La brecha digital, de acuerdo con Ático34 se refiere a “la diferencia en el acceso y conocimientos de uso de las nuevas tecnologías”. Con esta definición nos queda claro que acceder al servicio de internet, no garantiza el goce de este y justo ahí radica la importancia del combate en la disminución de esta brecha que lacera al país.

De acuerdo a cifras entregadas por la Asociación de Internet MX y por The Competitive Unit (The CIU), al cierre de 2021, 89.5 millones de mexicanas y mexicanos cuentan con conexión a internet y que el servicio habría alcanzado al menos al 75% de la población mayor a seis años; lo anterior en el marco por el día del internet 2022.

Para la edición 2022 del “Estudio sobre los Hábitos de las Personas Usuarias de Internet en México” se devela que el 35% de quienes no están conectados, se encuentran en esta situación debido a que “no saben usar esa tecnología”, mientras que por otro lado el 23.5% considera el servicio de internet como caro, o en su defecto, que no puede pagar. Donde se pone más interesante el análisis, es en el 18.3% de personas que aseguran que no les interesa usar este servicio.

Hoy no solo se deben combatir la falta de acceso, ya que tan solo en un año el país pasó de 84.1 millones a 89.5 millones de usuarios; hoy nos tiene que (pre) ocupar lo que The CIU identifica como la Brecha Digital 2.0, la cual se caracteriza por ser una brecha de acceso por el tipo de dispositivos con acceso a internet a los que se cuentan en los hogares mexicanos.

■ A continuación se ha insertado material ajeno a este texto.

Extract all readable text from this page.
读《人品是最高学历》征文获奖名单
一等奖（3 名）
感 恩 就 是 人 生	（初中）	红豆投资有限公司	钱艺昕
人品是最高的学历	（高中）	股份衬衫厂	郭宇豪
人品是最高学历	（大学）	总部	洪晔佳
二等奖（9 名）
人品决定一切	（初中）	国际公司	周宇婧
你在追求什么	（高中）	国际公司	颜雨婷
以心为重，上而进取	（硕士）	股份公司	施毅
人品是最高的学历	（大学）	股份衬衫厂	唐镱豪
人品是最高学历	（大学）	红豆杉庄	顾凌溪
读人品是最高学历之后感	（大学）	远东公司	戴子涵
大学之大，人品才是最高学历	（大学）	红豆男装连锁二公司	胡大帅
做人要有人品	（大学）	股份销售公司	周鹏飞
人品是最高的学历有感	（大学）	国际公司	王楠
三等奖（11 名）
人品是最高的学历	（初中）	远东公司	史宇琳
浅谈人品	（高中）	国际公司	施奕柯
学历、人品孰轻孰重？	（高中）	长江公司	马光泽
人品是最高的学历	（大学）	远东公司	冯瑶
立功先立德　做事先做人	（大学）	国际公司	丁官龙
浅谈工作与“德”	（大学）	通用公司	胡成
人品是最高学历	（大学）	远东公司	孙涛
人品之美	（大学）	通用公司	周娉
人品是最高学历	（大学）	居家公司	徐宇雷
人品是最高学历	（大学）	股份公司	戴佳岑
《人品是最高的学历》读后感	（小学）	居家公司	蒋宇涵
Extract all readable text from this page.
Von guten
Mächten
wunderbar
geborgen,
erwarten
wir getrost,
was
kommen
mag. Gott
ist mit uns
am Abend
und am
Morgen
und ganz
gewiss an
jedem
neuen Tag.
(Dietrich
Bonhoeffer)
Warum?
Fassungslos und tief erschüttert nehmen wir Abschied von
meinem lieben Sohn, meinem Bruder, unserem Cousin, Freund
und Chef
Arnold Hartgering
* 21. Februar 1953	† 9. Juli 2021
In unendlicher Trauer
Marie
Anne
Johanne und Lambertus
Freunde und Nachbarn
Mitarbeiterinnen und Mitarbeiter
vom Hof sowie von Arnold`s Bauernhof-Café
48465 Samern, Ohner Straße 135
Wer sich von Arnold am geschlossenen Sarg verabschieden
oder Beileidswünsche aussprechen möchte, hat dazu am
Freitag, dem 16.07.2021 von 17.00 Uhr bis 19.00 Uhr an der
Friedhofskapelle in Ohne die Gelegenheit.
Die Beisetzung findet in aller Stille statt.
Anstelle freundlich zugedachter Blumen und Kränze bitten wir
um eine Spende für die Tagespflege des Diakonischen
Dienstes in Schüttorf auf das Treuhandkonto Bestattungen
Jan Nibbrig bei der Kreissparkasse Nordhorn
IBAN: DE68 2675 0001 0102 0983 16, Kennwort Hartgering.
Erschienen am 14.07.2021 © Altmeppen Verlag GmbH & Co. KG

El aumento tan abrupto de usuarios de internet de acuerdo con la Asociación de Internet MX se explica por la recuperación del poder adquisitivo (muy entrecomillado desde mi punto de vista por la inflación que enfrenta el mundo y México), por la reconfiguración de los gastos en los hogares mexicanos y el vuelco que dio la vida hacia la red derivado del confinamiento por la crisis sanitaria provocada por la COVID-19.

Aunque muchos al comienzo de la aceleración de la vida en internet vimos con buenos ojos el que se mudara todo al ciberespacio, lo cierto es que la emergencia, la poca disposición gubernamental e institucional, la poca capacidad de respuesta de organismos públicos y privados, pero especialmente las desigualdades estructurales del país solo develaron que hace mucho por trabajar aún. Dos años no son suficientes para condensar avances que expertos, como Andrés Oppenheimer en “Sálvese quien pueda”, apuntaron en el pasado. 

Prácticamente una cuarta parte de la población en México sigue sin tener acceso a internet, lo cual resulta innegable relacionar por la pérdida de poder de compra de las familias, por la falta de capacidades para sacar el mayor provecho de la red y la deficiente infraestructura en algunas comunidades en el país; la cual resalta especialmente en un México en donde se presume que ya “va a llegar el 5G” y muchas comunidades siguen completamente incomunicadas.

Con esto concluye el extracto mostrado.